Division of Critical Care, Trauma, and Burn, Department of Surgery, Ohio State University Medical Center, Columbus, Ohio, USA.
J Am Geriatr Soc. 2012 Aug;60(8):1465-70. doi: 10.1111/j.1532-5415.2012.04075.x. Epub 2012 Jul 12.
To determine the association between comorbidity-polypharmacy score (CPS) and clinical outcomes in a large sample of older trauma patients, focusing on outcome prognostication.
The CPS combines number of preinjury medications and comorbidities to more objectively quantify the severity of comorbid conditions.
An urban tertiary care level 1 trauma center in the Midwest.
Trauma patients aged 45 and older.
Participants were stratified into four groups according to CPS ranges. Survival analyses were performed using Kaplan-Meier/Mantel-Cox testing. Factors influencing mortality, complications, and survivor discharge destination were evaluated using analysis of covariance and multivariate logistic regression.

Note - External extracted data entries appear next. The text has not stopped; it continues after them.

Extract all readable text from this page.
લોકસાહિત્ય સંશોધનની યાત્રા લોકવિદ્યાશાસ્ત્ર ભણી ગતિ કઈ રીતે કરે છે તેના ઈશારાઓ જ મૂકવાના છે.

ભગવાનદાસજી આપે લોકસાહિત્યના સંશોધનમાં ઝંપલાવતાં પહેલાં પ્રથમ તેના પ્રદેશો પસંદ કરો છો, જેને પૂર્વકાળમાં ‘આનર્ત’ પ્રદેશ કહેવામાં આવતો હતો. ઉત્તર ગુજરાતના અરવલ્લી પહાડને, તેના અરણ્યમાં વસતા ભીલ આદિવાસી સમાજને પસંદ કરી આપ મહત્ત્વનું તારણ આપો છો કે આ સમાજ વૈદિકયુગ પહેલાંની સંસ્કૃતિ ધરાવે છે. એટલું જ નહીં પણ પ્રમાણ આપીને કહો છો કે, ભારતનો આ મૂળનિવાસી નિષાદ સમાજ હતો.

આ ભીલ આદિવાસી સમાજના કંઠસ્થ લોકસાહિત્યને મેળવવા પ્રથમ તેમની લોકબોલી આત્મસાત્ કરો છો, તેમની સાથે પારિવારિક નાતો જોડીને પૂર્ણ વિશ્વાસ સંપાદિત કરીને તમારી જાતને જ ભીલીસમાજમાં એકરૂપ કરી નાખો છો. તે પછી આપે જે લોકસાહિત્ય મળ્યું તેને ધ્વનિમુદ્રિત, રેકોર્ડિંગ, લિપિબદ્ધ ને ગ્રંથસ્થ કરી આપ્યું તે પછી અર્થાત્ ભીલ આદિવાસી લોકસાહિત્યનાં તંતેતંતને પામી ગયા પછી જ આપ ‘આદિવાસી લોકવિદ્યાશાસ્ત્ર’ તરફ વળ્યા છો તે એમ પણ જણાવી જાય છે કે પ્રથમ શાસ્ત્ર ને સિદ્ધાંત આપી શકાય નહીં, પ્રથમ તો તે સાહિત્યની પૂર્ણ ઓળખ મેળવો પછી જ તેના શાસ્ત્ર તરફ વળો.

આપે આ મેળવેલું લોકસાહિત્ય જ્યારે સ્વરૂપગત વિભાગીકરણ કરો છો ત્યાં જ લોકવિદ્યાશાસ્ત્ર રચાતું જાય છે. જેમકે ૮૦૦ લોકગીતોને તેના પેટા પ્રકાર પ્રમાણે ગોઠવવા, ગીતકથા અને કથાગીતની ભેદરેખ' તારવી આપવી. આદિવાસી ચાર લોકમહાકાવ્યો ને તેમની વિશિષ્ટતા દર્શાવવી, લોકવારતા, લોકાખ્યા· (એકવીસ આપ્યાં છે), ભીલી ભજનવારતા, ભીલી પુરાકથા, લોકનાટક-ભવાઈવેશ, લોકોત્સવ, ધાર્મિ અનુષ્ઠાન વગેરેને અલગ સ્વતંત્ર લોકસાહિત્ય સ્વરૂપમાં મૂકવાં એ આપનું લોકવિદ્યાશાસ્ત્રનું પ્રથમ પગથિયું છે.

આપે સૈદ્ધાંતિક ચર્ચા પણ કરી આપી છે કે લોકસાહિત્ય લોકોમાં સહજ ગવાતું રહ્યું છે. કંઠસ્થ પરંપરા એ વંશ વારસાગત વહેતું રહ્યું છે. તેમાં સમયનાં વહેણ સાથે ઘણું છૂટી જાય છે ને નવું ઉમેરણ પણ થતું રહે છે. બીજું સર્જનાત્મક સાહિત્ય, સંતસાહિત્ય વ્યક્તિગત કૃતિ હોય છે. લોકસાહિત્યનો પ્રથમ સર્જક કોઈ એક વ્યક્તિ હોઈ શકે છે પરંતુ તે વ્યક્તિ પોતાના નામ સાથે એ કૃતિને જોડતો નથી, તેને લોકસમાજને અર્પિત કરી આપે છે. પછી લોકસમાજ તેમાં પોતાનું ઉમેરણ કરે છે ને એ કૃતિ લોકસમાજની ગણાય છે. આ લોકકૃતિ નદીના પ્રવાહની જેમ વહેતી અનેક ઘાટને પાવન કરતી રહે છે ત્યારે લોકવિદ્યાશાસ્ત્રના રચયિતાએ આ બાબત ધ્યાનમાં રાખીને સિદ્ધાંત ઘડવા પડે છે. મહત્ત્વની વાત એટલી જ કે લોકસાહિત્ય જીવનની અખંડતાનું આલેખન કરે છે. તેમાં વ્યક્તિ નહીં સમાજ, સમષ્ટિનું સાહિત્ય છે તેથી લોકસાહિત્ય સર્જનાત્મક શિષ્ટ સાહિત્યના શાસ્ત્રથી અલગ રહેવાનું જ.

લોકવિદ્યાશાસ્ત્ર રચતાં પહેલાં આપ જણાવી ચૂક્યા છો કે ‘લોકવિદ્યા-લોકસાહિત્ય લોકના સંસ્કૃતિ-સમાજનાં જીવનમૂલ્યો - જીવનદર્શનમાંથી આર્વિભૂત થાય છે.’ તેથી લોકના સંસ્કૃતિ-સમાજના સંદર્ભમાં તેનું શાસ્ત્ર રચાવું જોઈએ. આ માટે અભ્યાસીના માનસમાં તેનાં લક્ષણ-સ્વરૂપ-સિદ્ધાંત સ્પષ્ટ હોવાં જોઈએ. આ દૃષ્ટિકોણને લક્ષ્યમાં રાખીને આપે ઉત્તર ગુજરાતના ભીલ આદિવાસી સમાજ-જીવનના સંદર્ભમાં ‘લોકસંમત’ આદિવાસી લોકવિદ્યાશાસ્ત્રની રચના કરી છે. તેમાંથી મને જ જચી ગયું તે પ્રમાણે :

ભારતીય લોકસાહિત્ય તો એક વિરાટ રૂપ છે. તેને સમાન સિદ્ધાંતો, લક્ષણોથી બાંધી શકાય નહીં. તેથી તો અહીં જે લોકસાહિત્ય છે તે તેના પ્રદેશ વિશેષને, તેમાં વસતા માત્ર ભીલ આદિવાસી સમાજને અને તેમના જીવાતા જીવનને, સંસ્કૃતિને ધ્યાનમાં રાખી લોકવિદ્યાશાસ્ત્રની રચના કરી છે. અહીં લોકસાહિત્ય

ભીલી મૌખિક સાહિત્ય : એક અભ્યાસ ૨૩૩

Records for 469 individuals (mean age 62.1, mean injury severity score 9.3) were reviewed. Higher CPS is associated with greater mortality, complications, longer hospital and intensive care unit stay, and need for discharge to a facility. Higher CPS is associated with lower 90-day survival (Mantel-Cox, P < .001). Mortality was independently associated with older age (odds ratio (OR) = 1.06 per year), higher injury severity score (OR = 1.19 per point), and higher CPS (OR = 1.11 per point) in multivariate analysis (all P < .01). Complications and need for discharge to a facility were independently associated with older age and higher injury severity score and CPS.
CPS can be readily determined in the era of medication reconciliation. Trauma patients with CPS of 15 or greater are at greater risk of poor clinical outcomes. CPS constitutes a useful adjunct to currently available injury severity scoring tools as a predictor of morbidity, mortality, hospital resource utilization, and postdischarge disposition in older trauma patients.
在大量老年创伤患者中,确定合并症-多药治疗评分(CPS)与临床结局之间的关联,重点关注预后结果。
CPS 结合了受伤前用药数量和合并症,以更客观地量化合并症的严重程度。
中西部城市三级护理 1 级创伤中心。
年龄在 45 岁及以上的创伤患者。
根据 CPS 范围将参与者分为四组。使用 Kaplan-Meier/Mantel-Cox 检验进行生存分析。使用协方差分析和多变量逻辑回归评估影响死亡率、并发症和幸存者出院去向的因素。
共回顾了 469 名患者(平均年龄 62.1 岁,平均损伤严重程度评分 9.3)的记录。较高的 CPS 与更高的死亡率、并发症发生率、更长的住院和重症监护病房停留时间以及需要出院到机构有关。更高的 CPS 与 90 天生存率降低相关(Mantel-Cox,P<.001)。多变量分析显示,死亡率与年龄较大(每增加 1 岁,比值比(OR)为 1.06)、损伤严重程度评分较高(OR 为每增加 1 点 1.19)和 CPS 较高(OR 为每增加 1 点 1.11)独立相关(均 P<.01)。并发症和需要出院到机构与年龄较大和较高的损伤严重程度评分和 CPS 独立相关。
在药物重整的时代,CPS 可以很容易地确定。CPS 为 15 或更高的创伤患者发生不良临床结局的风险更大。CPS 是目前可用的损伤严重程度评分工具的有用补充,可作为预测老年创伤患者发病率、死亡率、医院资源利用和出院后去向的指标。